Residents sound off against apartments
225-unit complex proposed in Germantown


March 24, 2015

GERMANTOWN — Nearly a dozen condo owners who live on Red Oak Circle and Windsor Drive do not want to be the neighbors of a proposed 225-unit apartment complex and told the village Plan Commission as much during a meeting of the plan commission Monday night.

The multi-family community, bearing the name Saxony Village, is being proposed by Scott Bence, agent for JBJ Development and Heritage Place Joint Venture. It would be built on 24 acres at N116 W16200 Main St., just south of the Park Avenue intersection.

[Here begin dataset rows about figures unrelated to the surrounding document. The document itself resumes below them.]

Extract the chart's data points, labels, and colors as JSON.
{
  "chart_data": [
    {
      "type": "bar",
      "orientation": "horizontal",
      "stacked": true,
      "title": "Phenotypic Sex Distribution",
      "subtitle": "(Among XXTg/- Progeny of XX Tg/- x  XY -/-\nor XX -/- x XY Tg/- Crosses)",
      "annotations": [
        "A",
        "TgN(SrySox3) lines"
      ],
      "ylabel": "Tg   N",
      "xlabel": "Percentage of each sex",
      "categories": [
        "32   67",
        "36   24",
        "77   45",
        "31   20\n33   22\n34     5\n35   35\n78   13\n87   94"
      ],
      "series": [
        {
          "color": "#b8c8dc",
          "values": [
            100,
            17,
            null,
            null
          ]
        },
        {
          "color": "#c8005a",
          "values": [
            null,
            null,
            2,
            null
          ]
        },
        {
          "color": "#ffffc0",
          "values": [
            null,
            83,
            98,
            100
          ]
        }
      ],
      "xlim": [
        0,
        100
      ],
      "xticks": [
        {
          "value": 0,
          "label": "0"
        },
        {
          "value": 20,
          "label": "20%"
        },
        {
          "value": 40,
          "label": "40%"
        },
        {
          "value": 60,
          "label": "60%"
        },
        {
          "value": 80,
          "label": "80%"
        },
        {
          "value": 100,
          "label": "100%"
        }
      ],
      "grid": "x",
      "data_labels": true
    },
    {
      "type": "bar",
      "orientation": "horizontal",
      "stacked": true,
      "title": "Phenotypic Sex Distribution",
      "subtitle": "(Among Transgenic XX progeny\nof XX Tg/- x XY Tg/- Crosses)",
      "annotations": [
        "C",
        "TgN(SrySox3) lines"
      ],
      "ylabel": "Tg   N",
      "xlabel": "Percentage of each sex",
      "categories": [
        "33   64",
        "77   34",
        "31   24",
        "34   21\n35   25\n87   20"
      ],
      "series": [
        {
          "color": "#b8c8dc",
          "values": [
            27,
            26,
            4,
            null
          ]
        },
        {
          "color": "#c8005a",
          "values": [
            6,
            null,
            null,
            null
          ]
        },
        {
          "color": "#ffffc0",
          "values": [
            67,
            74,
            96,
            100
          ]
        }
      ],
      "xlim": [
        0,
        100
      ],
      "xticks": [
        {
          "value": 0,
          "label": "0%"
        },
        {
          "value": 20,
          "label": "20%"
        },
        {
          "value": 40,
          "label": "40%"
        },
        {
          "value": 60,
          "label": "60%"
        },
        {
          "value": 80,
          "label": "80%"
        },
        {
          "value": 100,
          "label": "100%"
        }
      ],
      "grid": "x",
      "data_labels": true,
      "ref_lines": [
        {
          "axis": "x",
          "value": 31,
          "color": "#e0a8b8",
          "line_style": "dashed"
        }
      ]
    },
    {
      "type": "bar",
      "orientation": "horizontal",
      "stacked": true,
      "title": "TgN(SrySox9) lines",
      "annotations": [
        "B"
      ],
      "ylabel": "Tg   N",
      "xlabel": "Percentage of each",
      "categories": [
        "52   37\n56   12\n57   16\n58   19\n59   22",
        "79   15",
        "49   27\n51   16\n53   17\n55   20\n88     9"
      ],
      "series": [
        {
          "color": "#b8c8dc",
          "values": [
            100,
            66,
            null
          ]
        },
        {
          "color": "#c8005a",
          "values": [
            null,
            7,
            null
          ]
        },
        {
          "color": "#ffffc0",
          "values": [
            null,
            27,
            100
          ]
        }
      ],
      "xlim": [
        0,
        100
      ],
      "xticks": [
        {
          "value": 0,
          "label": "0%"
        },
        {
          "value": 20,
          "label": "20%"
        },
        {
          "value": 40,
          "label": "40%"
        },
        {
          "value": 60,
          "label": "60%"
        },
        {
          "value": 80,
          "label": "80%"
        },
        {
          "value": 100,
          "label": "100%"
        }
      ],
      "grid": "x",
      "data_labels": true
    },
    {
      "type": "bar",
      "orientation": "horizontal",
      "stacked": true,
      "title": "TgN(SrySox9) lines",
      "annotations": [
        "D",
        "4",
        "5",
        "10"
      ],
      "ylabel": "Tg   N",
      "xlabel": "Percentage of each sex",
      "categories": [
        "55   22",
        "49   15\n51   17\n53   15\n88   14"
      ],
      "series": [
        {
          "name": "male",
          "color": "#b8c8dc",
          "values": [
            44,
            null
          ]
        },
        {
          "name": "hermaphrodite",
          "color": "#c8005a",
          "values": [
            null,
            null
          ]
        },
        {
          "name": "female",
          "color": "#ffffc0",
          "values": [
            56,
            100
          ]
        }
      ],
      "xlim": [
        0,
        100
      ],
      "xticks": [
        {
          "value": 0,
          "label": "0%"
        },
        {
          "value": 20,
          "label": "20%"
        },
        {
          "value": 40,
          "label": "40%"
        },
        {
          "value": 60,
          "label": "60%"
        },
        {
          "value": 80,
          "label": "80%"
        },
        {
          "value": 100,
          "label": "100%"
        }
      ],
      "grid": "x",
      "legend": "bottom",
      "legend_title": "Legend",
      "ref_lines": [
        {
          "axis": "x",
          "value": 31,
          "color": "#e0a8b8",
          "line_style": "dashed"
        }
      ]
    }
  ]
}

Bence told the commissioners the development would feature five 45-unit three-story buildings and a 2,500-square-foot clubhouse with a pool. A pedestrian trail system would be created around the adjacent 8-acre wetland.

“We would also build a 24-stall parking lot for use by patrons of the Main Street businesses,” Bence said. “There would also be an onsite storm water basin that could be expanded for regional use.”

“I have been involved with this property since 1996. We’ve been patient but the time is right for this development,” Bence added. “We wanted to present this conceptual plan to get feedback from the village.”

“The downtown businesses have been asking for more parking. We think this development and the public parking lot could be the missing link for the downtown,” Bence said.

The target market for such a development is dual income young couples who may be just out of college but are not looking to purchase a house, Bence said, noting that an apartment community is also attractive to “empty-nesters and retired people who no longer want the work of keeping up a yard or a large home.

The community would offer a mix of one-, two- and three-bedroom units, Bence said.

If approved by the village, Bence said construction would begin in 2016.

During the public input part of the meeting, Jerry Myszewski told the commissioners that “225 units is a very large number.”

“At rush hour in the morning and the evening, that many additional cars would create a safety concern,” Myszewski said. “Apartments have a transient population. I would prefer to see a development where people develop roots in the community.”

Bruce Warnimont, a member of the Germantown School Board, but said he was not speaking in an official capacity, told the commissioners that the impact on the school district should be taken into account when considering approving the development.

“We are over capacity. We bus students to Rockfield Elementary School, which has capacity issues of its own, because we have no space at MacArthur Elementary,” Warnimont said.

Village President Dean Wolter, who also serves as chairman of the Plan Commission, said the presentation of the concept plan for the complex was strictly for consultation purposes.

“They brought the plan forward for feedback from the plan commission and the public,” Wolter said of the proposed project’s developers.

Wolter told the nearly standing-room-only audience that the developers would take that input into consideration and come back before the commission at a later date with a more detailed plan.